Ramazan ve Kurban bayramlarında, bayramlaşmalarda
minik kadehler, çikolata ve içi sürprizli mendillerle ikram
edilen likörleri orta yaş ve üzerindekiler hatırlayacaklardır.
Özellikle özel günlerde tepsi ve kristal kadehlerde ikram
edilen likörlerin kokusunu, karşı konulmaz berraklıktaki
renkleri ve nane ile muzun damak ve hafızalarda yerini koruyan
tadını unutmak mümkün değil... Bayramlaşmalar azalıp seyahatler
artınca bu adetlerde yaygınlığını kaybetti. Ama Türk likörlerinin
Avrupalılarla yarışı yükselen kalitesiyle devam ediyor.
Kendini yıllar önce kanıtlamış olan Türk likörlerinin özgün
üretimi ve eşi bulunmaz özellikteki meyve kullanımıyla haklı
şöhrete ve altın madalyalara sahip. Nane, muz, ahududu,gül,
portakal, mandalina gibi çeşitler yarışmaların gediklilerinden.

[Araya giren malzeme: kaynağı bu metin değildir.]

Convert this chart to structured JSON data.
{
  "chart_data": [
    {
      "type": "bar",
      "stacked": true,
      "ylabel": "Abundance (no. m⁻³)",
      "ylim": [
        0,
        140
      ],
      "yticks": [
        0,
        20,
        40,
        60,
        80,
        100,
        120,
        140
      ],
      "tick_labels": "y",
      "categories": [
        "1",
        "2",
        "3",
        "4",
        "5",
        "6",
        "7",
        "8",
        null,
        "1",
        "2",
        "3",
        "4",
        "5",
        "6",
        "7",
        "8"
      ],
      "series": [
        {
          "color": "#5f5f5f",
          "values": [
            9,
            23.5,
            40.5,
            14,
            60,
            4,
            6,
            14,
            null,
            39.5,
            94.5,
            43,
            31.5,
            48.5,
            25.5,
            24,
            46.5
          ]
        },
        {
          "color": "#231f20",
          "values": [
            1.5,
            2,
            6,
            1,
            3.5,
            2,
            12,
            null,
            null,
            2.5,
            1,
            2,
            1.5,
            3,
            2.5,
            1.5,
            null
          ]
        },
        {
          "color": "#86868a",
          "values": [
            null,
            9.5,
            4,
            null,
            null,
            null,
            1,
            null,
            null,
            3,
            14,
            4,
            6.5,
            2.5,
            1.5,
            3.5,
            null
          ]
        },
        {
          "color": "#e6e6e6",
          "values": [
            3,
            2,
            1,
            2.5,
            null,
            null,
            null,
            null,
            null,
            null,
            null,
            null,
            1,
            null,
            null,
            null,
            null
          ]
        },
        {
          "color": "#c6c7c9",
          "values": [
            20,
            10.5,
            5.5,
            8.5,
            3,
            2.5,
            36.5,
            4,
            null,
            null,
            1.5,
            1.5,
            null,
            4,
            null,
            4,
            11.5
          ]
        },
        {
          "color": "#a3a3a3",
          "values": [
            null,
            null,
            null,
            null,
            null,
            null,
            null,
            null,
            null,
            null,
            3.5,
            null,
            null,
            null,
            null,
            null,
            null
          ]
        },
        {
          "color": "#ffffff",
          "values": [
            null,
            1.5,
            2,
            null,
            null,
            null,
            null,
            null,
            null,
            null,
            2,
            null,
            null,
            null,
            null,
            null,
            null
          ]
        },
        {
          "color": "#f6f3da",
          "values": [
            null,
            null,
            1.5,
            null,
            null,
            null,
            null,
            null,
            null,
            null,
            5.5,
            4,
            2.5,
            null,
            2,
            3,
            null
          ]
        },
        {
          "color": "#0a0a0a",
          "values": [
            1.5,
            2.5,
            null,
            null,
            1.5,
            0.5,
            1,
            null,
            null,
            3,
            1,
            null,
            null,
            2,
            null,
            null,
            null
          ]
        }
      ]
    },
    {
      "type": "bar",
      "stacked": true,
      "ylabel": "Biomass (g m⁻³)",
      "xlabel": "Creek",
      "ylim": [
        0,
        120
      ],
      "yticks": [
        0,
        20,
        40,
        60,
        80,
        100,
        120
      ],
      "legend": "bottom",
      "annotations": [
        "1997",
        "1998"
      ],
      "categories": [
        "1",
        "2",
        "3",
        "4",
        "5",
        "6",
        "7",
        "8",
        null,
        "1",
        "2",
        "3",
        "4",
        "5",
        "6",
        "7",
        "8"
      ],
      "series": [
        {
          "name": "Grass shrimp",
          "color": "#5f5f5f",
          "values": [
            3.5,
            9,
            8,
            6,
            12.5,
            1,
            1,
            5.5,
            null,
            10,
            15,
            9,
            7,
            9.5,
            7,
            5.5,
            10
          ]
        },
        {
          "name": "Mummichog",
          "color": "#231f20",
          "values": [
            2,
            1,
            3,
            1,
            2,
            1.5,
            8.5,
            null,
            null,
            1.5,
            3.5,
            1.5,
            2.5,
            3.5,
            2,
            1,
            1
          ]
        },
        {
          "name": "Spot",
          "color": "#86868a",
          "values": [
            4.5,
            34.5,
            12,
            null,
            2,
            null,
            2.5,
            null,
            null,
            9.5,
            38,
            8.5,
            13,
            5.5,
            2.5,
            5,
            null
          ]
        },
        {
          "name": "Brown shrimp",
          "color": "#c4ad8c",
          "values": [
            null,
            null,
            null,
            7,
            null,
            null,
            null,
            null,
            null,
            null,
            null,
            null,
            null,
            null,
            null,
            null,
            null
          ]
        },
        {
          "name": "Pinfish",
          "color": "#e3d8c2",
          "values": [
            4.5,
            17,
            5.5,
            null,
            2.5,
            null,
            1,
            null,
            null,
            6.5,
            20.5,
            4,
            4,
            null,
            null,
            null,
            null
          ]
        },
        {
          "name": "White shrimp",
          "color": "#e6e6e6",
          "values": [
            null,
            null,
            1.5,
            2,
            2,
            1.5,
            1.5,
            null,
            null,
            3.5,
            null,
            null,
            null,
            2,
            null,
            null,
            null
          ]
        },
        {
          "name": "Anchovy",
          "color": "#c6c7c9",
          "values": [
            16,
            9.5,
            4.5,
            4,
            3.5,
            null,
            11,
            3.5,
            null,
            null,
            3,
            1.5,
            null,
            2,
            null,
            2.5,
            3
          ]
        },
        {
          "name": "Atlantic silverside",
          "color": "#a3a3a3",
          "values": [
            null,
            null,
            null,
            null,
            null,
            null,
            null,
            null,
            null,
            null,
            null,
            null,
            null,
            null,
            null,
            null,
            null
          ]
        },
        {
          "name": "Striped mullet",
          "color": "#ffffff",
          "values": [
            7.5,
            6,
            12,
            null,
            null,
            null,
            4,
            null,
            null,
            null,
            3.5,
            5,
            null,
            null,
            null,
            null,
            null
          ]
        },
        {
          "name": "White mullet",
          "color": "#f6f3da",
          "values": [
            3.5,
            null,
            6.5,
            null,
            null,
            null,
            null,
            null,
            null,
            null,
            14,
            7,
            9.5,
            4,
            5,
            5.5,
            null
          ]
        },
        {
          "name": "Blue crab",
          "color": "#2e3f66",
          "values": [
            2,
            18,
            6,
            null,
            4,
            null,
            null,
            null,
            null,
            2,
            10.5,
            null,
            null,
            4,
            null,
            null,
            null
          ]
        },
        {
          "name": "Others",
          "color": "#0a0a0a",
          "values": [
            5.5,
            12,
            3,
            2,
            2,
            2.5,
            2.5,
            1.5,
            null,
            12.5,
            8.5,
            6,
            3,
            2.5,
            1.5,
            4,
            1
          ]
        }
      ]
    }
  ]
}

Türk likörlerinin kalitesine yansıyan özellik, yurdumuzda
yetişen emsalsiz meyvelerden geliyor.
Ekolojik yapıdaki meyveler birbirine göre bazı farklılaşmalar
taşıyor. İklim, toprak güneş etkisinin yanı sıra ülkemizdeki
bolluk, ekonomik fiyatlar sayesinde has meyveler kullanılarak
üretilen likörlerin baş müşterisi Almanya, İngiltere, Japonya,
Finlandiya ve Amerika.
.
Likör çeşitleri
Fabrika laboratuvarından likörlerin piyasaya arzına kadar
fiziksel ve kimyasal analizi her safhada yapılıyor. Üretim
aşamasında çelik tanklarından alınan örneklerde alkol derecesi,
şeker miktarı, koku, renk ve berraklıkları inceleniyor.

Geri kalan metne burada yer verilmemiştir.